Infine, una emittente pubblica, finanziata dal canone, ha senso solo se si mantiene quale agorà aperta, luogo di dibattito non partigiano ove rappresentare la diversità culturale di una nazione. Ciò permette di valorizzare la sua funzione di “ponte” tra le differenti opzioni ideologiche, in un contesto tecnologico che, come accennato, secondo alcuni tende a ridurre i luoghi di confronto.

Domandiamoci: esistono regole che pongono un argine ai soliloqui televisivi?

Una prima indicazione, per così dire “di principio” si trova nella legge n. 28 del 2000, quella sulla par condicio, da cui si ricava in più passaggi come i politici non debbano essere i “signori dello schermo”. Di conseguenza non può spettare a loro la scelta del “format” a cui partecipare.

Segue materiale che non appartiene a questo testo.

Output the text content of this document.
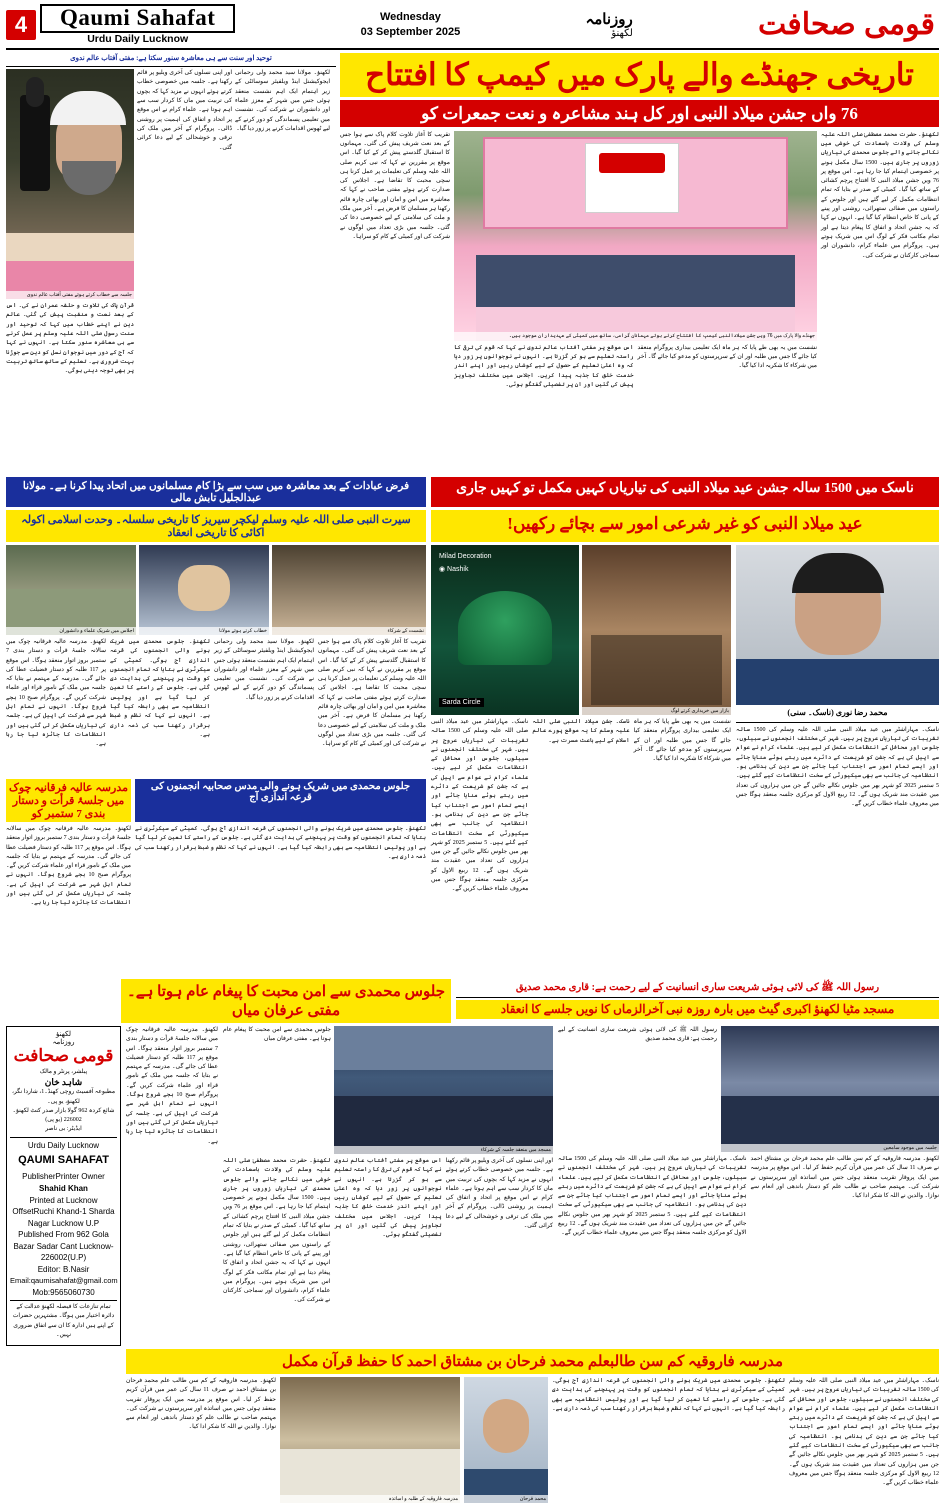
4	Qaumi Sahafat
Urdu Daily Lucknow
Wednesday
03 September 2025
روزنامہ
لکھنؤ	قومی صحافت
توحید اور سنت سے ہی معاشرہ سنور سکتا ہے: مفتی آفتاب عالم ندوی
جلسہ سے خطاب کرتے ہوئے مفتی آفتاب عالم ندوی
قرآن پاک کی تلاوت و حلقہ عمران نے کی۔ اس کے بعد نعت و منقبت پیش کی گئی۔ عالم دین نے اپنے خطاب میں کہا کہ توحید اور سنت رسول صلی اللہ علیہ وسلم پر عمل کرنے سے ہی معاشرہ سنور سکتا ہے۔ انہوں نے کہا کہ آج کے دور میں نوجوان نسل کو دین سے جوڑنا بہت ضروری ہے۔ تعلیم کے ساتھ ساتھ تربیت پر بھی توجہ دینی ہوگی۔
اور اپنی نسلوں کی آخری ویلیو پر قائم رکھنا ہے۔ جلسہ میں خصوصی خطاب کرتے ہوئے انہوں نے مزید کہا کہ بچوں کی تربیت میں ماں کا کردار سب سے اہم ہوتا ہے۔ علماء کرام نے اس موقع پر اتحاد و اتفاق کی اہمیت پر روشنی ڈالی۔ پروگرام کے آخر میں ملک کی ترقی و خوشحالی کے لیے دعا کرائی گئی۔
لکھنؤ۔ مولانا سید محمد ولی رحمانی ایجوکیشنل اینڈ ویلفیئر سوسائٹی کے زیر اہتمام ایک اہم نشست منعقد ہوئی جس میں شہر کے معزز علماء اور دانشوران نے شرکت کی۔ نشست میں تعلیمی پسماندگی کو دور کرنے کے لیے ٹھوس اقدامات کرنے پر زور دیا گیا۔
تاریخی جھنڈے والے پارک میں کیمپ کا افتتاح
76 واں جشن میلاد النبی اور کل ہند مشاعرہ و نعت جمعرات کو
تقریب کا آغاز تلاوت کلام پاک سے ہوا جس کے بعد نعت شریف پیش کی گئی۔ مہمانوں کا استقبال گلدستے پیش کر کے کیا گیا۔ اس موقع پر مقررین نے کہا کہ نبی کریم صلی اللہ علیہ وسلم کی تعلیمات پر عمل کرنا ہی سچی محبت کا تقاضا ہے۔ اجلاس کی صدارت کرتے ہوئے مفتی صاحب نے کہا کہ معاشرہ میں امن و امان اور بھائی چارہ قائم رکھنا ہر مسلمان کا فرض ہے۔ آخر میں ملک و ملت کی سلامتی کے لیے خصوصی دعا کی گئی۔ جلسہ میں بڑی تعداد میں لوگوں نے شرکت کی اور کمیٹی کے کام کو سراہا۔
جھنڈے والا پارک میں 76 ویں جشن میلادالنبی کیمپ کا افتتاح کرتے ہوئے مہمانان گرامی، ساتھ میں کمیٹی کے عہدیداران موجود ہیں۔
اس موقع پر مفتی آفتاب عالم ندوی نے کہا کہ قوم کی ترقی کا راستہ تعلیم سے ہو کر گزرتا ہے۔ انہوں نے نوجوانوں پر زور دیا کہ وہ اعلیٰ تعلیم کے حصول کے لیے کوشاں رہیں اور اپنے اندر خدمت خلق کا جذبہ پیدا کریں۔ اجلاس میں مختلف تجاویز پیش کی گئیں اور ان پر تفصیلی گفتگو ہوئی۔
نشست میں یہ بھی طے پایا کہ ہر ماہ ایک تعلیمی بیداری پروگرام منعقد کیا جائے گا جس میں طلبہ اور ان کے سرپرستوں کو مدعو کیا جائے گا۔ آخر میں شرکاء کا شکریہ ادا کیا گیا۔
لکھنؤ۔ حضرت محمد مصطفیٰ صلی اللہ علیہ وسلم کی ولادت باسعادت کی خوشی میں نکالے جانے والے جلوس محمدی کی تیاریاں زوروں پر جاری ہیں۔ 1500 سال مکمل ہونے پر خصوصی اہتمام کیا جا رہا ہے۔ اس موقع پر 76 ویں جشن میلاد النبی کا افتتاح پرچم کشائی کے ساتھ کیا گیا۔ کمیٹی کے صدر نے بتایا کہ تمام انتظامات مکمل کر لیے گئے ہیں اور جلوس کے راستوں میں صفائی ستھرائی، روشنی اور پینے کے پانی کا خاص انتظام کیا گیا ہے۔ انہوں نے کہا کہ یہ جشن اتحاد و اتفاق کا پیغام دیتا ہے اور تمام مکاتب فکر کے لوگ اس میں شریک ہوتے ہیں۔ پروگرام میں علماء کرام، دانشوران اور سماجی کارکنان نے شرکت کی۔
فرض عبادات کے بعد معاشرہ میں سب سے بڑا کام مسلمانوں میں اتحاد پیدا کرنا ہے۔ مولانا عبدالجلیل تابش مالی
ناسک میں 1500 سالہ جشن عید میلاد النبی کی تیاریاں کہیں مکمل تو کہیں جاری
سیرت النبی صلی اللہ علیہ وسلم لیکچر سیریز کا تاریخی سلسلہ۔ وحدت اسلامی اکولہ اکائی کا تاریخی انعقاد	عید میلاد النبی کو غیر شرعی امور سے بچائے رکھیں!
اجلاس میں شریک علماء و دانشوران	خطاب کرتے ہوئے مولانا	نشست کے شرکاء
لکھنؤ۔ مدرسہ عالیہ فرقانیہ چوک میں سالانہ جلسۂ قرأت و دستار بندی 7 ستمبر بروز اتوار منعقد ہوگا۔ اس موقع پر 117 طلبہ کو دستار فضیلت عطا کی جائے گی۔ مدرسہ کے مہتمم نے بتایا کہ جلسہ میں ملک کے نامور قراء اور علماء شرکت کریں گے۔ پروگرام صبح 10 بجے شروع ہوگا۔ انہوں نے تمام اہل شہر سے شرکت کی اپیل کی ہے۔ جلسہ کی تیاریاں مکمل کر لی گئی ہیں اور انتظامات کا جائزہ لیا جا رہا ہے۔
لکھنؤ۔ جلوس محمدی میں شریک ہونے والی انجمنوں کی قرعہ اندازی آج ہوگی۔ کمیٹی کے سیکرٹری نے بتایا کہ تمام انجمنوں کو وقت پر پہنچنے کی ہدایت دی گئی ہے۔ جلوس کے راستے کا تعین کر لیا گیا ہے اور پولیس انتظامیہ سے بھی رابطہ کیا گیا ہے۔ انہوں نے کہا کہ نظم و ضبط برقرار رکھنا سب کی ذمہ داری ہے۔
لکھنؤ۔ مولانا سید محمد ولی رحمانی ایجوکیشنل اینڈ ویلفیئر سوسائٹی کے زیر اہتمام ایک اہم نشست منعقد ہوئی جس میں شہر کے معزز علماء اور دانشوران نے شرکت کی۔ نشست میں تعلیمی پسماندگی کو دور کرنے کے لیے ٹھوس اقدامات کرنے پر زور دیا گیا۔
تقریب کا آغاز تلاوت کلام پاک سے ہوا جس کے بعد نعت شریف پیش کی گئی۔ مہمانوں کا استقبال گلدستے پیش کر کے کیا گیا۔ اس موقع پر مقررین نے کہا کہ نبی کریم صلی اللہ علیہ وسلم کی تعلیمات پر عمل کرنا ہی سچی محبت کا تقاضا ہے۔ اجلاس کی صدارت کرتے ہوئے مفتی صاحب نے کہا کہ معاشرہ میں امن و امان اور بھائی چارہ قائم رکھنا ہر مسلمان کا فرض ہے۔ آخر میں ملک و ملت کی سلامتی کے لیے خصوصی دعا کی گئی۔ جلسہ میں بڑی تعداد میں لوگوں نے شرکت کی اور کمیٹی کے کام کو سراہا۔
مدرسہ عالیہ فرقانیہ چوک میں جلسۂ قرأت و دستار بندی 7 ستمبر کو
جلوس محمدی میں شریک ہونے والی مدس صحابیہ انجمنوں کی قرعہ اندازی آج
لکھنؤ۔ مدرسہ عالیہ فرقانیہ چوک میں سالانہ جلسۂ قرأت و دستار بندی 7 ستمبر بروز اتوار منعقد ہوگا۔ اس موقع پر 117 طلبہ کو دستار فضیلت عطا کی جائے گی۔ مدرسہ کے مہتمم نے بتایا کہ جلسہ میں ملک کے نامور قراء اور علماء شرکت کریں گے۔ پروگرام صبح 10 بجے شروع ہوگا۔ انہوں نے تمام اہل شہر سے شرکت کی اپیل کی ہے۔ جلسہ کی تیاریاں مکمل کر لی گئی ہیں اور انتظامات کا جائزہ لیا جا رہا ہے۔
لکھنؤ۔ جلوس محمدی میں شریک ہونے والی انجمنوں کی قرعہ اندازی آج ہوگی۔ کمیٹی کے سیکرٹری نے بتایا کہ تمام انجمنوں کو وقت پر پہنچنے کی ہدایت دی گئی ہے۔ جلوس کے راستے کا تعین کر لیا گیا ہے اور پولیس انتظامیہ سے بھی رابطہ کیا گیا ہے۔ انہوں نے کہا کہ نظم و ضبط برقرار رکھنا سب کی ذمہ داری ہے۔
Milad Decoration
◉ Nashik
Sarda Circle
بازار میں خریداری کرتے لوگ
ناسک۔ مہاراشٹر میں عید میلاد النبی صلی اللہ علیہ وسلم کی 1500 سالہ تقریبات کی تیاریاں عروج پر ہیں۔ شہر کی مختلف انجمنوں نے سبیلوں، جلوس اور محافل کے انتظامات مکمل کر لیے ہیں۔ علماء کرام نے عوام سے اپیل کی ہے کہ جشن کو شریعت کے دائرے میں رہتے ہوئے منایا جائے اور ایسے تمام امور سے اجتناب کیا جائے جن سے دین کی بدنامی ہو۔ انتظامیہ کی جانب سے بھی سیکیورٹی کے سخت انتظامات کیے گئے ہیں۔ 5 ستمبر 2025 کو شہر بھر میں جلوس نکالے جائیں گے جن میں ہزاروں کی تعداد میں عقیدت مند شریک ہوں گے۔ 12 ربیع الاول کو مرکزی جلسہ منعقد ہوگا جس میں معروف علماء خطاب کریں گے۔
ناسک۔ جشن میلاد النبی صلی اللہ علیہ وسلم کا یہ موقع پورے عالم اسلام کے لیے باعث مسرت ہے۔
نشست میں یہ بھی طے پایا کہ ہر ماہ ایک تعلیمی بیداری پروگرام منعقد کیا جائے گا جس میں طلبہ اور ان کے سرپرستوں کو مدعو کیا جائے گا۔ آخر میں شرکاء کا شکریہ ادا کیا گیا۔
محمد رضا نوری (ناسک۔ سنی)
ناسک۔ مہاراشٹر میں عید میلاد النبی صلی اللہ علیہ وسلم کی 1500 سالہ تقریبات کی تیاریاں عروج پر ہیں۔ شہر کی مختلف انجمنوں نے سبیلوں، جلوس اور محافل کے انتظامات مکمل کر لیے ہیں۔ علماء کرام نے عوام سے اپیل کی ہے کہ جشن کو شریعت کے دائرے میں رہتے ہوئے منایا جائے اور ایسے تمام امور سے اجتناب کیا جائے جن سے دین کی بدنامی ہو۔ انتظامیہ کی جانب سے بھی سیکیورٹی کے سخت انتظامات کیے گئے ہیں۔ 5 ستمبر 2025 کو شہر بھر میں جلوس نکالے جائیں گے جن میں ہزاروں کی تعداد میں عقیدت مند شریک ہوں گے۔ 12 ربیع الاول کو مرکزی جلسہ منعقد ہوگا جس میں معروف علماء خطاب کریں گے۔
جلوس محمدی سے امن محبت کا پیغام عام ہوتا ہے۔ مفتی عرفان میاں
رسول اللہ ﷺ کی لائی ہوئی شریعت ساری انسانیت کے لیے رحمت ہے: قاری محمد صدیق
مسجد مٹیا لکھنؤ اکبری گیٹ میں بارہ روزہ نبی آخرالزماں کا نویں جلسے کا انعقاد
لکھنؤ
روزنامہ
قومی صحافت
پبلشر، پرنٹر و مالک
شاہد خان
مطبوعہ آفسیٹ روچی کھنڈ۔1، شاردا نگر، لکھنؤ، یو پی۔
شائع کردہ 962 گولا بازار صدر کنٹ لکھنؤ۔ 226002 (یو پی)
ایڈیٹر: بی ناصر
Urdu Daily Lucknow
QAUMI SAHAFAT
PublisherPrinter Owner
Shahid Khan
Printed at Lucknow OffsetRuchi Khand-1 Sharda Nagar Lucknow U.P
Published From 962 Gola Bazar Sadar Cant Lucknow-226002(U.P)
Editor: B.Nasir
Email:qaumisahafat@gmail.com
Mob:9565060730
تمام تنازعات کا فیصلہ لکھنؤ عدالت کے دائرہ اختیار میں ہوگا۔ مشتہرین حضرات کے اپنے ہیں ادارہ کا ان سے اتفاق ضروری نہیں۔
لکھنؤ۔ مدرسہ عالیہ فرقانیہ چوک میں سالانہ جلسۂ قرأت و دستار بندی 7 ستمبر بروز اتوار منعقد ہوگا۔ اس موقع پر 117 طلبہ کو دستار فضیلت عطا کی جائے گی۔ مدرسہ کے مہتمم نے بتایا کہ جلسہ میں ملک کے نامور قراء اور علماء شرکت کریں گے۔ پروگرام صبح 10 بجے شروع ہوگا۔ انہوں نے تمام اہل شہر سے شرکت کی اپیل کی ہے۔ جلسہ کی تیاریاں مکمل کر لی گئی ہیں اور انتظامات کا جائزہ لیا جا رہا ہے۔
جلوس محمدی سے امن محبت کا پیغام عام ہوتا ہے۔ مفتی عرفان میاں
مسجد میں منعقد جلسہ کے شرکاء
لکھنؤ۔ حضرت محمد مصطفیٰ صلی اللہ علیہ وسلم کی ولادت باسعادت کی خوشی میں نکالے جانے والے جلوس محمدی کی تیاریاں زوروں پر جاری ہیں۔ 1500 سال مکمل ہونے پر خصوصی اہتمام کیا جا رہا ہے۔ اس موقع پر 76 ویں جشن میلاد النبی کا افتتاح پرچم کشائی کے ساتھ کیا گیا۔ کمیٹی کے صدر نے بتایا کہ تمام انتظامات مکمل کر لیے گئے ہیں اور جلوس کے راستوں میں صفائی ستھرائی، روشنی اور پینے کے پانی کا خاص انتظام کیا گیا ہے۔ انہوں نے کہا کہ یہ جشن اتحاد و اتفاق کا پیغام دیتا ہے اور تمام مکاتب فکر کے لوگ اس میں شریک ہوتے ہیں۔ پروگرام میں علماء کرام، دانشوران اور سماجی کارکنان نے شرکت کی۔
اس موقع پر مفتی آفتاب عالم ندوی نے کہا کہ قوم کی ترقی کا راستہ تعلیم سے ہو کر گزرتا ہے۔ انہوں نے نوجوانوں پر زور دیا کہ وہ اعلیٰ تعلیم کے حصول کے لیے کوشاں رہیں اور اپنے اندر خدمت خلق کا جذبہ پیدا کریں۔ اجلاس میں مختلف تجاویز پیش کی گئیں اور ان پر تفصیلی گفتگو ہوئی۔
اور اپنی نسلوں کی آخری ویلیو پر قائم رکھنا ہے۔ جلسہ میں خصوصی خطاب کرتے ہوئے انہوں نے مزید کہا کہ بچوں کی تربیت میں ماں کا کردار سب سے اہم ہوتا ہے۔ علماء کرام نے اس موقع پر اتحاد و اتفاق کی اہمیت پر روشنی ڈالی۔ پروگرام کے آخر میں ملک کی ترقی و خوشحالی کے لیے دعا کرائی گئی۔
رسول اللہ ﷺ کی لائی ہوئی شریعت ساری انسانیت کے لیے رحمت ہے: قاری محمد صدیق
جلسہ میں موجود سامعین
ناسک۔ مہاراشٹر میں عید میلاد النبی صلی اللہ علیہ وسلم کی 1500 سالہ تقریبات کی تیاریاں عروج پر ہیں۔ شہر کی مختلف انجمنوں نے سبیلوں، جلوس اور محافل کے انتظامات مکمل کر لیے ہیں۔ علماء کرام نے عوام سے اپیل کی ہے کہ جشن کو شریعت کے دائرے میں رہتے ہوئے منایا جائے اور ایسے تمام امور سے اجتناب کیا جائے جن سے دین کی بدنامی ہو۔ انتظامیہ کی جانب سے بھی سیکیورٹی کے سخت انتظامات کیے گئے ہیں۔ 5 ستمبر 2025 کو شہر بھر میں جلوس نکالے جائیں گے جن میں ہزاروں کی تعداد میں عقیدت مند شریک ہوں گے۔ 12 ربیع الاول کو مرکزی جلسہ منعقد ہوگا جس میں معروف علماء خطاب کریں گے۔
لکھنؤ۔ مدرسہ فاروقیہ کے کم سن طالب علم محمد فرحان بن مشتاق احمد نے صرف 11 سال کی عمر میں قرآن کریم حفظ کر لیا۔ اس موقع پر مدرسہ میں ایک پروقار تقریب منعقد ہوئی جس میں اساتذہ اور سرپرستوں نے شرکت کی۔ مہتمم صاحب نے طالب علم کو دستار باندھی اور انعام سے نوازا۔ والدین نے اللہ کا شکر ادا کیا۔
مدرسہ فاروقیہ کم سن طالبعلم محمد فرحان بن مشتاق احمد کا حفظ قرآن مکمل
لکھنؤ۔ مدرسہ فاروقیہ کے کم سن طالب علم محمد فرحان بن مشتاق احمد نے صرف 11 سال کی عمر میں قرآن کریم حفظ کر لیا۔ اس موقع پر مدرسہ میں ایک پروقار تقریب منعقد ہوئی جس میں اساتذہ اور سرپرستوں نے شرکت کی۔ مہتمم صاحب نے طالب علم کو دستار باندھی اور انعام سے نوازا۔ والدین نے اللہ کا شکر ادا کیا۔
مدرسہ فاروقیہ کے طلبہ و اساتذہ	محمد فرحان
لکھنؤ۔ جلوس محمدی میں شریک ہونے والی انجمنوں کی قرعہ اندازی آج ہوگی۔ کمیٹی کے سیکرٹری نے بتایا کہ تمام انجمنوں کو وقت پر پہنچنے کی ہدایت دی گئی ہے۔ جلوس کے راستے کا تعین کر لیا گیا ہے اور پولیس انتظامیہ سے بھی رابطہ کیا گیا ہے۔ انہوں نے کہا کہ نظم و ضبط برقرار رکھنا سب کی ذمہ داری ہے۔
ناسک۔ مہاراشٹر میں عید میلاد النبی صلی اللہ علیہ وسلم کی 1500 سالہ تقریبات کی تیاریاں عروج پر ہیں۔ شہر کی مختلف انجمنوں نے سبیلوں، جلوس اور محافل کے انتظامات مکمل کر لیے ہیں۔ علماء کرام نے عوام سے اپیل کی ہے کہ جشن کو شریعت کے دائرے میں رہتے ہوئے منایا جائے اور ایسے تمام امور سے اجتناب کیا جائے جن سے دین کی بدنامی ہو۔ انتظامیہ کی جانب سے بھی سیکیورٹی کے سخت انتظامات کیے گئے ہیں۔ 5 ستمبر 2025 کو شہر بھر میں جلوس نکالے جائیں گے جن میں ہزاروں کی تعداد میں عقیدت مند شریک ہوں گے۔ 12 ربیع الاول کو مرکزی جلسہ منعقد ہوگا جس میں معروف علماء خطاب کریں گے۔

Ma esiste una sorta di “obbligo al confronto”? Forse un obbligo no, ma una forte raccomandazione sì. La legge assicura parità di condizioni «nelle tribune politiche, nei dibattiti, nelle tavole rotonde, nelle presentazioni in contraddittorio di programmi politici, nei confronti, nelle interviste e in ogni altra trasmissione». Si può notare come la maggior parte delle modalità preveda appunto un confronto diretto.

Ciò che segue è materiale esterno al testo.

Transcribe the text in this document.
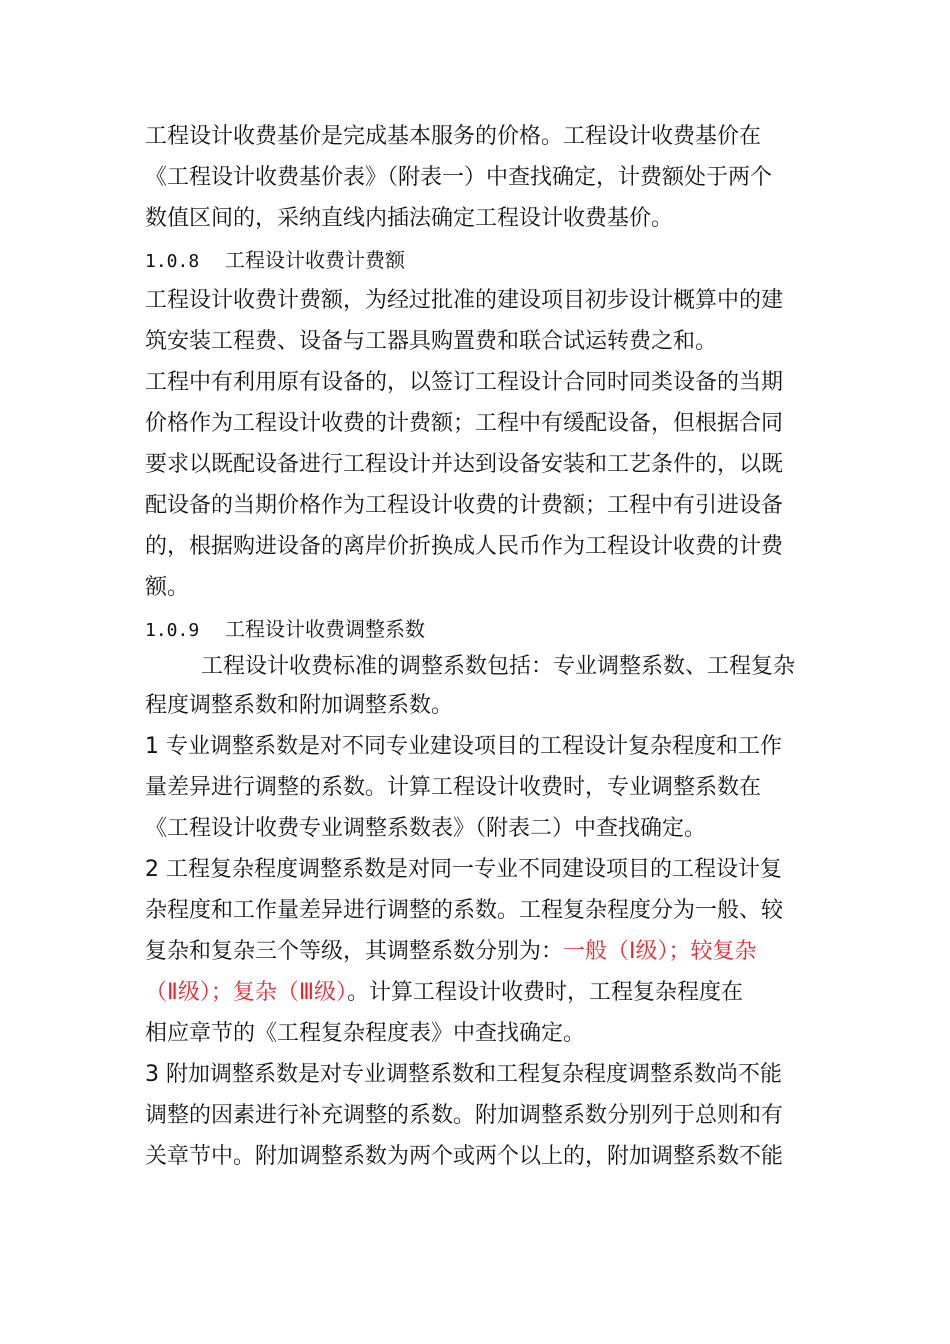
工程设计收费基价是完成基本服务的价格。工程设计收费基价在
《工程设计收费基价表》（附表一）中查找确定，计费额处于两个
数值区间的，采纳直线内插法确定工程设计收费基价。
1.0.8 工程设计收费计费额
工程设计收费计费额，为经过批准的建设项目初步设计概算中的建
筑安装工程费、设备与工器具购置费和联合试运转费之和。
工程中有利用原有设备的，以签订工程设计合同时同类设备的当期
价格作为工程设计收费的计费额；工程中有缓配设备，但根据合同
要求以既配设备进行工程设计并达到设备安装和工艺条件的，以既
配设备的当期价格作为工程设计收费的计费额；工程中有引进设备
的，根据购进设备的离岸价折换成人民币作为工程设计收费的计费
额。
1.0.9 工程设计收费调整系数
工程设计收费标准的调整系数包括：专业调整系数、工程复杂
程度调整系数和附加调整系数。
1 专业调整系数是对不同专业建设项目的工程设计复杂程度和工作
量差异进行调整的系数。计算工程设计收费时，专业调整系数在
《工程设计收费专业调整系数表》（附表二）中查找确定。
2 工程复杂程度调整系数是对同一专业不同建设项目的工程设计复
杂程度和工作量差异进行调整的系数。工程复杂程度分为一般、较
复杂和复杂三个等级，其调整系数分别为：一般（Ⅰ级）；较复杂
（Ⅱ级）；复杂（Ⅲ级）。计算工程设计收费时，工程复杂程度在
相应章节的《工程复杂程度表》中查找确定。
3 附加调整系数是对专业调整系数和工程复杂程度调整系数尚不能
调整的因素进行补充调整的系数。附加调整系数分别列于总则和有
关章节中。附加调整系数为两个或两个以上的，附加调整系数不能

Una conferma in questo senso si trova nella sentenza che due anni più tardi ha rigettato i dubbi di incostituzionalità di tale normativa. Per la Corte Costituzionale, la logica della legge sta nel diritto dei cittadini-elettori di essere informati nel modo più completo e obiettivo. Tale diritto è connesso «al corretto svolgimento del confronto politico su cui in permanenza si fonda, indipendentemente dai periodi di competizione elettorale, il sistema democratico». La Corte in quest’ottica ha sottolineato come nelle trasmissioni politiche «deve essere rigorosamente osservato il criterio della partecipazione in contraddittorio e del confronto dialettico tra i soggetti intervenienti, secondo il canone della pari opportunità». La previsione di un contraddittorio, quindi, sembra ben più che suggerito dall’ordinamento. Certo, le difficoltà del singolo giornalista, come segnalava Marco Congiu, sono oggettive e non irrilevanti. Tuttavia, riteniamo che se l’informazione vuole avere quella autorevolezza che la rende un vero meccanismo di controllo del potere, gli editori pubblici e privati debbano considerare l’ipotesi di assumere una posizione dura su questo punto. Una posizione che potrebbe anche giungere a informare il pubblico di quali persone o partiti, pur invitati, non accettano il confronto come modalità di partecipazione alle trasmissioni.

Del resto, è nelle fasi “normali” lontane dalle campagne elettorali, che si può ricostruire quella normale dialettica politica quando le classi dirigenti si confrontano a viso aperto, secondo quell’insuperato modello di dialettica democratica che è il question time a Westminster, ove ogni mercoledì il primo ministro e il leader dell’opposizione duellano uno di fronte all’altro sui grandi temi politici del Regno.